Savor for a moment the irony of this ruling following on the heels of Circuit City v. Adams (2001) where the Supreme Court gave employers a virtual green light to save time and money through enforceable arbitration agreements. But before you trash your arbitration agreement (and the attorney it rode in on), let’s get perspective. This decision did not affect the Waffle House arbitration agreement or arbitration agreements in general. It focused on the statutory powers of the EEOC as contained in the ADA and Title VII of the Civil Rights Act of 1964. Shea Stokes & Carter continues to advocate the use of binding arbitration agreements as part of an employment contract. Your mandatory arbitration agreement is still a valuable tool in keeping your employment disputes out of court. Arbitration remains the most efficient means to resolve employee complaints, and it will continue to save you time and money while still allowing you and your employees access to the same relief and remedies available through lengthy and expensive litigation.
If you are still asking yourself whether the scenario in EEOC v. Waffle House could happen to you, the chance that the EEOC would try to circumvent arbitration and take your employment dispute to federal court is about as likely as accurately guessing the number of jelly beans in a jar. Out of the 79,896 charges filed with the EEOC in 2000, they found only 10 percent or 8,248 to be meritorious. The EEOC then continued to sharpen its focus and filed complaints against only 3% of the qualifying cases for a grand total of 291 lawsuits. In the final analysis, the EEOC litigated less than 1 percent of its nearly 80,000 original complaints.
The EEOC Compliance Manual contains the secret of the EEOC’s selectivity. The EEOC seeks to “vindicate the public interest in preventing employment discrimination.” In addition to backing class action suits, the EEOC’s idea of public interest often means pursuing highly visible employers, employers with a string of alleged violations, and/or employers they believe have behaved with “malice or reckless indifference.” Unfortunately for Waffle House, it met all three criteria. The EEOC considered Baker’s discharge intentional and malicious in light of Baker’s obvious disability and Waffle House’s egregious lack of reasonable accommodation. The EEOC’s complaint also cited Waffle House’s “past and present unlawful employment practices.” The EEOC no doubt recalled Waffle House’s tremendous loss of $8 million in damages in 1997 as a result of alleged sex discrimination against a management recruiter, not to mention several less publicized cases. Finally, regarding visibility, Waffle House owns or has franchises on 1,300 restaurants throughout 26 states and claims to be the world’s leading server of breakfast items. Their motto? “America’s place to workAmerica’s place to eat.”

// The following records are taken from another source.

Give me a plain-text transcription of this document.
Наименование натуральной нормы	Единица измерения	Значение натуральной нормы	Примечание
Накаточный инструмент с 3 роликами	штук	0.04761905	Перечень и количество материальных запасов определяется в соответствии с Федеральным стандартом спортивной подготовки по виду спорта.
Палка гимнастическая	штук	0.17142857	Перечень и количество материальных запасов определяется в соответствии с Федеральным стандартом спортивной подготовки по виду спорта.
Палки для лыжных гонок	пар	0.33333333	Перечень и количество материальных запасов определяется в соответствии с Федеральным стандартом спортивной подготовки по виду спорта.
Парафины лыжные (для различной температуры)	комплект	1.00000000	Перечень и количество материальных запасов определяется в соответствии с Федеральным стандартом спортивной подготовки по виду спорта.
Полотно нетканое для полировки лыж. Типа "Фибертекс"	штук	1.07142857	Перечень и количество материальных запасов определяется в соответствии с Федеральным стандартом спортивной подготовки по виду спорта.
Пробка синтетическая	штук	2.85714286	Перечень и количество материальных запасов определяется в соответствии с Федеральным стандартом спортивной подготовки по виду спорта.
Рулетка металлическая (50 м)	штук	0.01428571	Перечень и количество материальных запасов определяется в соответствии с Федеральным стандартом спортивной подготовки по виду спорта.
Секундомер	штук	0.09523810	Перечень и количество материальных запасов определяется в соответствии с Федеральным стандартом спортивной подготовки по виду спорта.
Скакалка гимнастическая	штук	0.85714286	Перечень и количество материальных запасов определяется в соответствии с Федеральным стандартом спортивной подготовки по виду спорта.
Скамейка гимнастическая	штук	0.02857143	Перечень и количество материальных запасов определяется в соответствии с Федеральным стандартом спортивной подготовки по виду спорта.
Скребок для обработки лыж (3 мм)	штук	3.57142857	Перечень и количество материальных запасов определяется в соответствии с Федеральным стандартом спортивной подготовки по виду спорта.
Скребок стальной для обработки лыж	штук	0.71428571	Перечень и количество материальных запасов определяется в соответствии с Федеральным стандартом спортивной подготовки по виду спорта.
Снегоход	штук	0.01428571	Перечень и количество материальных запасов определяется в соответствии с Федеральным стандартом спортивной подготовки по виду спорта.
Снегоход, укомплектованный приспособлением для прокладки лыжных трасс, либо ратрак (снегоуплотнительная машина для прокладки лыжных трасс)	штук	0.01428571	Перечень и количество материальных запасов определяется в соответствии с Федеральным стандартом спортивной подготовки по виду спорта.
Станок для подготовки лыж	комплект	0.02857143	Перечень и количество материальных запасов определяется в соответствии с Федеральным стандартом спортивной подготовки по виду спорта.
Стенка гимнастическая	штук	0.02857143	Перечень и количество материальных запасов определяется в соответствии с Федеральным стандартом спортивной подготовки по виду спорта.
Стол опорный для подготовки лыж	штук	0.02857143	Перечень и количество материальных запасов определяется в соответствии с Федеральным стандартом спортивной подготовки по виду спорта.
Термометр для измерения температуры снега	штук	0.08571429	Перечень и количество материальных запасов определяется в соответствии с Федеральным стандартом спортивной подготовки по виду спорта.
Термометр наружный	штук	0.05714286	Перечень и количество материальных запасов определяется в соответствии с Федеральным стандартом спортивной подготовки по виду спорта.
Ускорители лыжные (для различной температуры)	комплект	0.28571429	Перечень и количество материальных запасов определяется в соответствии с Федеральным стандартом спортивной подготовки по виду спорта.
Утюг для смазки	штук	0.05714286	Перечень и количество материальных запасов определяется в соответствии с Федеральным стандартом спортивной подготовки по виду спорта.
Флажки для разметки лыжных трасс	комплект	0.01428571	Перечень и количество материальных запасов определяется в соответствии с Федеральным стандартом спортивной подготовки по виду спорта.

You should not allow this new Supreme Court ruling to discourage you from using mandatory arbitration to your advantage. It does not affect the Federal Arbitration Act, nor does it affect the enforcement of lawful arbitration agreements. Your lawful arbitration agreement is still good. However, you may want Shea Stokes & Carter to review your arbitration agreement to ensure that it conforms to new state and federal law on the necessary conditions which make such agreements enforceable.
And remember, if you follow Shea Stokes & Carter's Preventive Program© for Employee Relations, you will not commit or appear to commit a pattern of discriminatory behavior that would attract the attention of either your employees or the EEOC. If you still think that you might fall within that scant one percent of employers who might actually face the EEOC in federal court, don’t despair. You have an equal chance of also winning the lottery.